Determination of l-carnitine, acetyl-l-carnitine and propionyl-l-carnitine in human plasma by high-performance liquid chromatography after pre-column derivatization with 1-aminoanthracene

Abstract A new sensitive high-performance liquid chromatographic procedure for the determination of l -carnitine (LC), acetyl- l -carnitine (ALC) and propionyl- l -carnitine (PLC) in human plasma has been developed. Precolumn derivatization with 1-aminoanthracene (1AA), performed in phosphate buffer in the presence of 1-(3-dimethylaminopropyl)-3-ethylcarbodiimide hydrochloride (EDC) as catalyst, is involved.
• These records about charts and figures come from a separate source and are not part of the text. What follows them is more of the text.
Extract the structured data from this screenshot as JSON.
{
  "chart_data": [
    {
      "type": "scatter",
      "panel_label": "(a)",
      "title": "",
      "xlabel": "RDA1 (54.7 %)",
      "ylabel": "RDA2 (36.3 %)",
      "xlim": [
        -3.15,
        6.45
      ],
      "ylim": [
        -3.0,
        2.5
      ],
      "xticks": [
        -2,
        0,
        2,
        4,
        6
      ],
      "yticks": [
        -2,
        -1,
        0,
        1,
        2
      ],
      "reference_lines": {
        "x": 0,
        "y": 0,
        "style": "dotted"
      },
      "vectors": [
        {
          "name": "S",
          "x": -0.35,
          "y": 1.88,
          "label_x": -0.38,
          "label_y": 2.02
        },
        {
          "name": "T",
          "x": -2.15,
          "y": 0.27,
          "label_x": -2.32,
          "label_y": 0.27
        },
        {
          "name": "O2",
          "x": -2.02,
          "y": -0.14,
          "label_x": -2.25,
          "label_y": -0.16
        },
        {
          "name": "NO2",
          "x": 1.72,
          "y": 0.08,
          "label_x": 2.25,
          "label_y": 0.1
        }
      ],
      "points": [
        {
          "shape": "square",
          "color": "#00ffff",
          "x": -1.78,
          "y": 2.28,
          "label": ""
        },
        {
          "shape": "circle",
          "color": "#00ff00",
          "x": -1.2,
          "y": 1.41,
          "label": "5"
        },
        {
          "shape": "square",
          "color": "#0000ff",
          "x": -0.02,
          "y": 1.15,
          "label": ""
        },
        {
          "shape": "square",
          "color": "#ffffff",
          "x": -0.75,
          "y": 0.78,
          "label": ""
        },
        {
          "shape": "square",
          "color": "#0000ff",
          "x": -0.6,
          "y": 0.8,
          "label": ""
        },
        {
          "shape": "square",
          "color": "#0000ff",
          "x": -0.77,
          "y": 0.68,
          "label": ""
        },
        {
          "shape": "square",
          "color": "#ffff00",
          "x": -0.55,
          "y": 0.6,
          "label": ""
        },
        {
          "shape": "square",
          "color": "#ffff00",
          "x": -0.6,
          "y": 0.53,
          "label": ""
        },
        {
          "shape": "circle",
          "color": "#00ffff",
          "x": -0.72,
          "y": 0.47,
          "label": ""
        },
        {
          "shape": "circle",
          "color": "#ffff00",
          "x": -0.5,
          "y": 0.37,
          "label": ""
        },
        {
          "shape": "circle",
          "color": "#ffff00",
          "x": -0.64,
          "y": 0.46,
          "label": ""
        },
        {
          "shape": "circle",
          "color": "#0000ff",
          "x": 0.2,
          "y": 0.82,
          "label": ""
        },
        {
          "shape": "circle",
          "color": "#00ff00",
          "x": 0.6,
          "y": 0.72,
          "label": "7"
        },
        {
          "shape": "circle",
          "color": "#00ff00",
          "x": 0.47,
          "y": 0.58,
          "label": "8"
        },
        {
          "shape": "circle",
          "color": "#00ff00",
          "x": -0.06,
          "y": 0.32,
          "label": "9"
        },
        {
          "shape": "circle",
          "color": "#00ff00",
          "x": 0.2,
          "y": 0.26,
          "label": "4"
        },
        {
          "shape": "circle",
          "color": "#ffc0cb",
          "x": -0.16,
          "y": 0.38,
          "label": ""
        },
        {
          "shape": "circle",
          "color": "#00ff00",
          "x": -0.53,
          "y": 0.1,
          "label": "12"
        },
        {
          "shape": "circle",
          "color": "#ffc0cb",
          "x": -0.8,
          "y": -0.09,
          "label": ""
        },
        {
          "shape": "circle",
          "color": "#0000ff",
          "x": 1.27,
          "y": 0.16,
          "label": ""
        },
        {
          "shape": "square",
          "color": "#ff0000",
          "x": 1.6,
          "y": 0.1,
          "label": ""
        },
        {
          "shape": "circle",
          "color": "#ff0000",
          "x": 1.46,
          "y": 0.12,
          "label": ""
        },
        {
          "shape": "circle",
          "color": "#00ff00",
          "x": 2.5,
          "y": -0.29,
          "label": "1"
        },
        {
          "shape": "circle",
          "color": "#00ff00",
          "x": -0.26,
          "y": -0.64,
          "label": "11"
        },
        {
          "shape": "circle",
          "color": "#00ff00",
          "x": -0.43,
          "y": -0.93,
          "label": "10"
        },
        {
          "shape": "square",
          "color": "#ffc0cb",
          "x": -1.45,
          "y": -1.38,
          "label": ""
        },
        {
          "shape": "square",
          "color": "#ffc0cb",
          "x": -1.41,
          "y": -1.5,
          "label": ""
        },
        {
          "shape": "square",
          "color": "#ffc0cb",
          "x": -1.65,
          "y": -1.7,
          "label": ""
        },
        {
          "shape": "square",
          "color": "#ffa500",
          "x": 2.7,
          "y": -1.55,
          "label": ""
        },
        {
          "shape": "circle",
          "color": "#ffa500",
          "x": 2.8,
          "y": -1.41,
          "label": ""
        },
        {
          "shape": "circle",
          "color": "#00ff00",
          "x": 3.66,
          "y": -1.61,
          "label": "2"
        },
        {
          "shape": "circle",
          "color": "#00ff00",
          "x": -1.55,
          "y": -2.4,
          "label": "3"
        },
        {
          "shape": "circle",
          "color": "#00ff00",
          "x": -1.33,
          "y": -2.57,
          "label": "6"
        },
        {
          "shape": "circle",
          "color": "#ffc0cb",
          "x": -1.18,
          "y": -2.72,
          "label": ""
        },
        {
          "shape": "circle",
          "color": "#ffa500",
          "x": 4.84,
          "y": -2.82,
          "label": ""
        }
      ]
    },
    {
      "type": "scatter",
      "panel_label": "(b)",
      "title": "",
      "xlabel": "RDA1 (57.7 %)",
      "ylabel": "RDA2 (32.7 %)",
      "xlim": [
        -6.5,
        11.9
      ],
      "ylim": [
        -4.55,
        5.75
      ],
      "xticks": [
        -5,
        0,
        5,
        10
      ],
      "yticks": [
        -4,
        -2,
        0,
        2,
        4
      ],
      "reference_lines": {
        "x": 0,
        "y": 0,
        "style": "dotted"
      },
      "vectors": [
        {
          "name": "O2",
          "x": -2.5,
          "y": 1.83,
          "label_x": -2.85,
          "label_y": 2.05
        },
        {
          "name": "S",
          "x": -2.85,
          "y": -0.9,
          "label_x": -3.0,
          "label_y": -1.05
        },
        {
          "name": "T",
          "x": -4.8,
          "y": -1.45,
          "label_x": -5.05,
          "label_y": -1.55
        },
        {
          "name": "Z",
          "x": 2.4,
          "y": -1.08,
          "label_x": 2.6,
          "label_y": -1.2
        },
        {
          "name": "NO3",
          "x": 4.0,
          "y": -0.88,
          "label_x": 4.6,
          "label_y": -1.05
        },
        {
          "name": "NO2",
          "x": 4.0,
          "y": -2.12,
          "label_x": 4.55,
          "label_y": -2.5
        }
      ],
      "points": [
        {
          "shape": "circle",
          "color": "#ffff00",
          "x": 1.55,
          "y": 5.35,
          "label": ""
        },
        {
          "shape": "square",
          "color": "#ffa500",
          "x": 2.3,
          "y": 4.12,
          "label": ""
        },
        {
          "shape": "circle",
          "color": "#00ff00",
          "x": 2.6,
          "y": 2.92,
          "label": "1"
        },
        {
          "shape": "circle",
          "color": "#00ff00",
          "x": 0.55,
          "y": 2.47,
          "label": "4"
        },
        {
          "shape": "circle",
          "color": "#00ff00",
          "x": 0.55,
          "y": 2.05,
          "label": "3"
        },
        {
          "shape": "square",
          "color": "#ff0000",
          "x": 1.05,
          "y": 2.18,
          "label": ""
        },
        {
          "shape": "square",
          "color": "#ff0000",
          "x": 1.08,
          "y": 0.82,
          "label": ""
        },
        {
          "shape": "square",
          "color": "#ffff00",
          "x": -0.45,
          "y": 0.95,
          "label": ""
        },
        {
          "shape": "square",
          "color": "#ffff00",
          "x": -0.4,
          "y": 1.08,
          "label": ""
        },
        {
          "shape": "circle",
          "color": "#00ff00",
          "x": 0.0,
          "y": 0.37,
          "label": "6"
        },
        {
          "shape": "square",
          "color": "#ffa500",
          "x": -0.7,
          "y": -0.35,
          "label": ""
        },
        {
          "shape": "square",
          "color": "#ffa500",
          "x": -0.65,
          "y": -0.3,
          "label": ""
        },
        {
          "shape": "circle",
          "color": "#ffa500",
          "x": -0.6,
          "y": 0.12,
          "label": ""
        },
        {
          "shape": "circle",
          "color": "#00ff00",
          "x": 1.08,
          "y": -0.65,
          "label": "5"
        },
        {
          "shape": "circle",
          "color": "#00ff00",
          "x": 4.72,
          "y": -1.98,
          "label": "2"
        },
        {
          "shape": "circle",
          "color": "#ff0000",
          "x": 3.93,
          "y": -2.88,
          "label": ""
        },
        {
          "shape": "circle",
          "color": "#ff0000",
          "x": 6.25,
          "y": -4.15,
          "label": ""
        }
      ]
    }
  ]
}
The fluorescent derivatives were isocratically separated on a reversed-phase column (C 18 ). The eluate was monitored with a fluorimetric detector set at 248 nm (excitation wavelength) and 418 nm (emission wavelength). Because of the presence of endogenous carnitines, the validation was performed using dialyzed plasma. The identity of the derivatized compounds was assessed by mass spectrometry and the purity of the chromatographic peaks was confirmed by HPLC-tandem mass spectrometry. The limits of quantitation were 5 nmol/ml for LC, 1 nmol/ml for ALC and 0.25 nmol/ml for PLC. The recovery of the extraction procedure was in the range 82.6%–95.4% for all 3 compounds. Good linearity ( R ≈0.99) was observed within the calibration ranges studied: 5–160 nmol/ml for LC, 1–32 nmol/ml for ALC and 0.25–8 nmol/ml for PLC. Precision was in the range 0.3–16.8% and accuracy was always lower than 10.6%.